REPUBLIKA.CO.ID, JAKARTA -- Obsesi menciptakan bank sampah di setiap Rukun Warga (RW) tampaknya tak mustahil. Lurah Cipete Utara Mohammad Yohan telah membuktikannya.
Kini, di Cipete Utara terdapat setidaknya sebelas bank sampah yang dikelola secara mandiri oleh masyarakat. Bahkan, muncul ide untuk membuat bank sampah di tingkat Rukun Tetangga (RT).
"Bank sampah bisa mengurangi rata-rata 1-2 ton sampah per hari di transito," kata Yohan saat ditemui di kantornya, Senin (4/9).
Ia menceritakan, sampah yang diambil dari transito kurang lebih mencapai 20 ton per hari. Bank sampah di setiap RW rata-rata dapat mengumpulkan 1-2,4 ton per bulan. Ada lebih dari 400 nasabah telah bergabung.
Penimbangan dilakukan setiap dua pekan sekali. Terkadang, ketika volume sampah berlebih, penimbangan dapat dilakukan sepekan sekali sesuai permintaan warga.
Dalam sekali penimbangan, warga bisa membuang sampah bernilai yang menumpuk di rumahnya. Mereka juga bisa membawa rata-rata Rp 50-100 ribu per hari. Tak heran, mereka cukup antusias dengan program tersebut.
Keberadaan Bank Sampah di Kelurahan Cipete Utara sudah ada sejak 2013, dimulai dari RW 02. Secara berturut-turut, terbentuk pula dua bank sampah lain, yaitu di RW 06 pada 2014 dan RW 03 pada 2015.
Pada September 2016, kegiatan ini makin digalakkan oleh Yohan. Selama setahun terakhir, kesebelas RW yang ada di Kelurahan Cipete Utara telah memiliki bank sampah.
"Saya dilantik Juni. Mulai bank sampah September 2016. Pernah rata-rata setiap bulan satu bank sampah (dibuka)," kata dia.
Pengetahuan mengenai bank sampah ia peroleh ketika mengikuti diklat tata air di Belanda pada 2015. Saat diklat, ada waktu-waktu kosong selama beberapa jam. Bersama anggota lain, ia memutuskan untuk berkeliling dan belajar mengenai tata kota di Aflal Loon, Rotterdam.
Di sana, bank sampah berdiri di tengah perkotaan, berhadapan dengan bank-bank konvensional. Yohan sengaja membawa baju-baju yang yang hendak dijual untuk mencoba langsung pengalaman menjadi nasabah bank sampah. Dengan membawa pakaian bekas sebanyak lima kilogram, ia mendapatkan uang senilai 1 Euro.

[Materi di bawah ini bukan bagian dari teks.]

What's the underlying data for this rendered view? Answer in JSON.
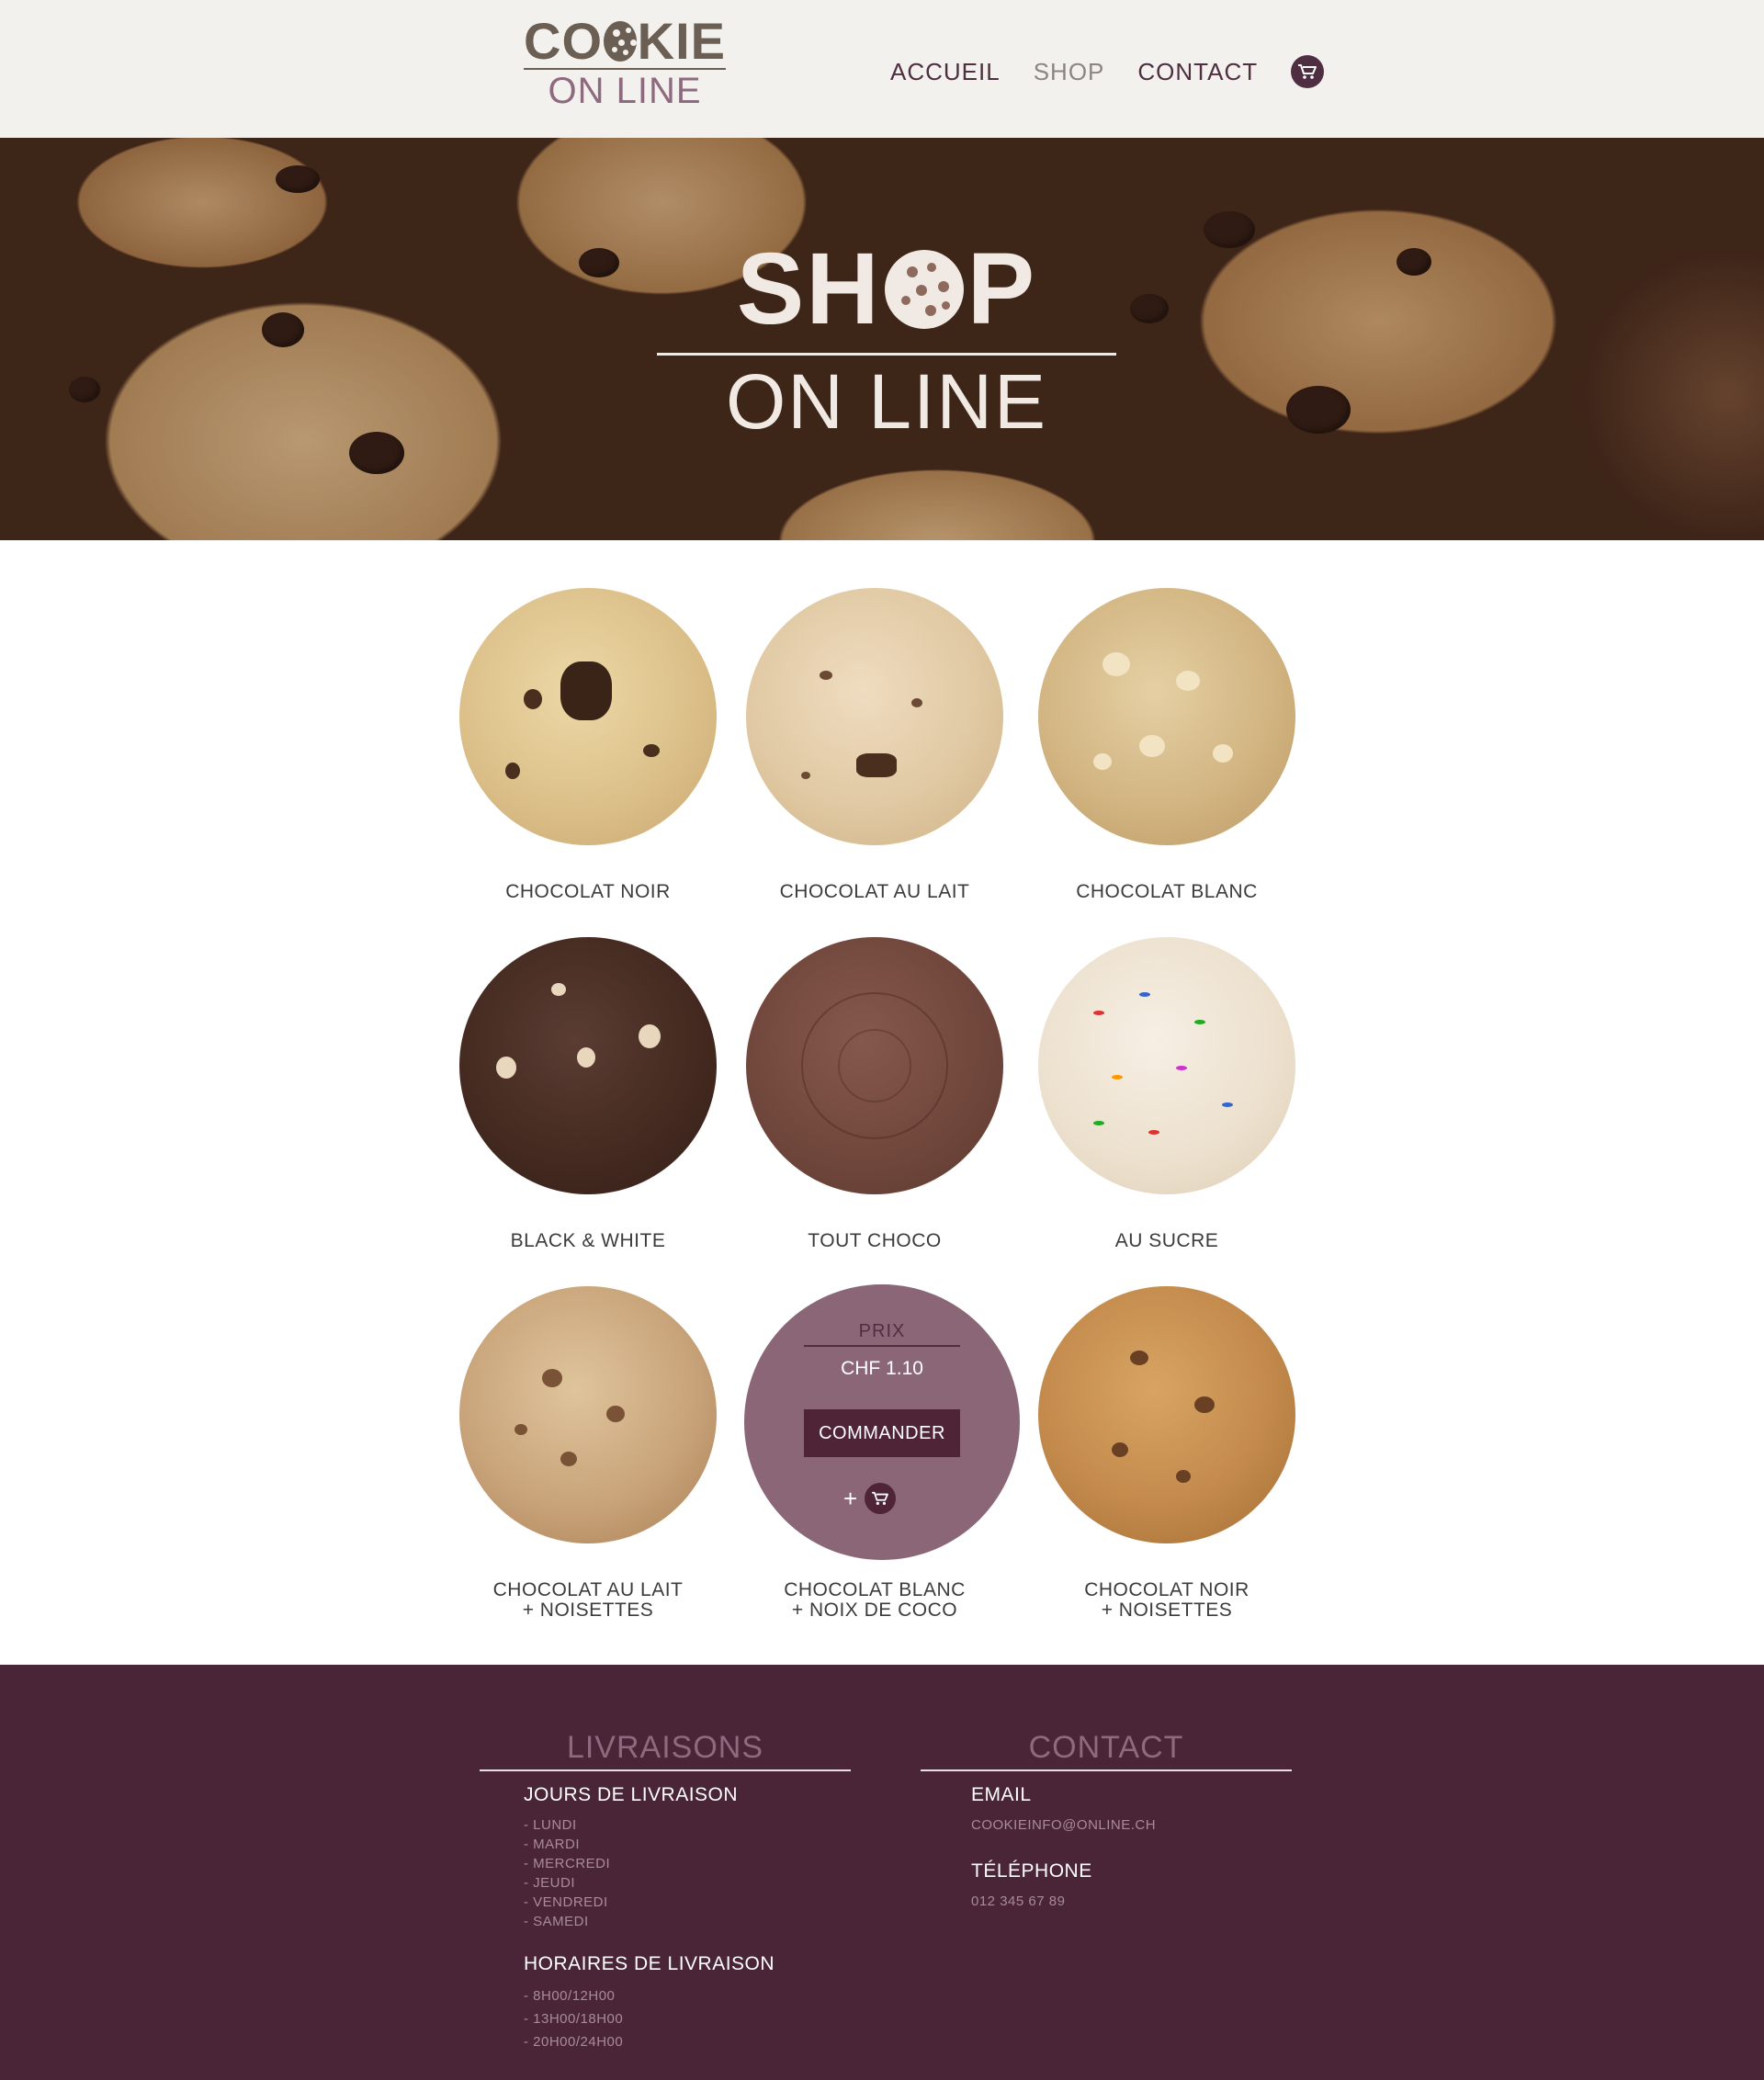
{
  "brand": {
    "logo_top": [
      "CO",
      "KIE"
    ],
    "logo_bottom": "ON LINE"
  },
  "nav": {
    "items": [
      {
        "label": "ACCUEIL",
        "active": false
      },
      {
        "label": "SHOP",
        "active": true
      },
      {
        "label": "CONTACT",
        "active": false
      }
    ],
    "cart_icon": "cart-icon"
  },
  "hero": {
    "title_left": "SH",
    "title_right": "P",
    "subtitle": "ON LINE"
  },
  "products": [
    {
      "name": "CHOCOLAT NOIR",
      "sub": ""
    },
    {
      "name": "CHOCOLAT AU LAIT",
      "sub": ""
    },
    {
      "name": "CHOCOLAT BLANC",
      "sub": ""
    },
    {
      "name": "BLACK & WHITE",
      "sub": ""
    },
    {
      "name": "TOUT CHOCO",
      "sub": ""
    },
    {
      "name": "AU SUCRE",
      "sub": ""
    },
    {
      "name": "CHOCOLAT AU LAIT",
      "sub": "+ NOISETTES"
    },
    {
      "name": "CHOCOLAT BLANC",
      "sub": "+ NOIX DE COCO"
    },
    {
      "name": "CHOCOLAT NOIR",
      "sub": "+ NOISETTES"
    }
  ],
  "price_card": {
    "label": "PRIX",
    "value": "CHF 1.10",
    "button": "COMMANDER",
    "add_symbol": "+"
  },
  "footer": {
    "livraisons": {
      "title": "LIVRAISONS",
      "days_title": "JOURS DE LIVRAISON",
      "days": [
        "- LUNDI",
        "- MARDI",
        "- MERCREDI",
        "- JEUDI",
        "- VENDREDI",
        "- SAMEDI"
      ],
      "hours_title": "HORAIRES DE LIVRAISON",
      "hours": [
        "- 8H00/12H00",
        "- 13H00/18H00",
        "- 20H00/24H00"
      ]
    },
    "contact": {
      "title": "CONTACT",
      "email_label": "EMAIL",
      "email": "COOKIEINFO@ONLINE.CH",
      "phone_label": "TÉLÉPHONE",
      "phone": "012 345 67 89"
    }
  },
  "colors": {
    "plum": "#4a2537",
    "mauve": "#8b6677",
    "header_bg": "#f3f1ee",
    "logo_brown": "#6b5e52"
  }
}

Yohan dan teman-temannya datang pada sore hari. Ketika itu, banyak nasabah yang datang. Mereka memiliki kartu khusus yang ketika digesek akan otomatis terisi dengan nominal uang seharga sampah yang disetorkan.
"Kalau di sini kartunya belum bisa diterbitkan. Karena harus nunggu satu bulan baru bisa dicetak," kata dia.
Yohan meyakini Indonesia bisa membuat bank sampah yang lebih baik daripada Aflan Loon. Ketika awal menjabat sebagai lurah, ia berkunjung ke RW 01. Ia melihat pos RW tak terawat, padahal dihimpit oleh apartemen dan sekolah elit. Ia pun mengetuk kepedulian pihak apartemen dan sekolah untuk memperbaiki pos RW.
Pihak apartemen membantu mengecat pos tersebut. Pihak sekolah mengisi pos dengan furnitur. Dengan suasana baru yang lebih layak, kegiatan RW pun kembali hidup. Masyarakat juga lebih bersemangat untuk mengantarkan sampah.
Walau demikian, pembentukan bank sampah justru lebih cepat dilakukan di RW 07. Mereka menggandeng seorang pengepul yang bekerja sama dengan lembaga kemanusiaan. Pengepul ini juga menerima sampah dari beberapa bank sampah lain. Total ada sembilan titik yang kini ia kelola.
"Alhamdulillah perkembangannya sangat baik. Para penabung atau nasabah sangat semangat dan antusias," kata pengepul, Nyai Maesaroh.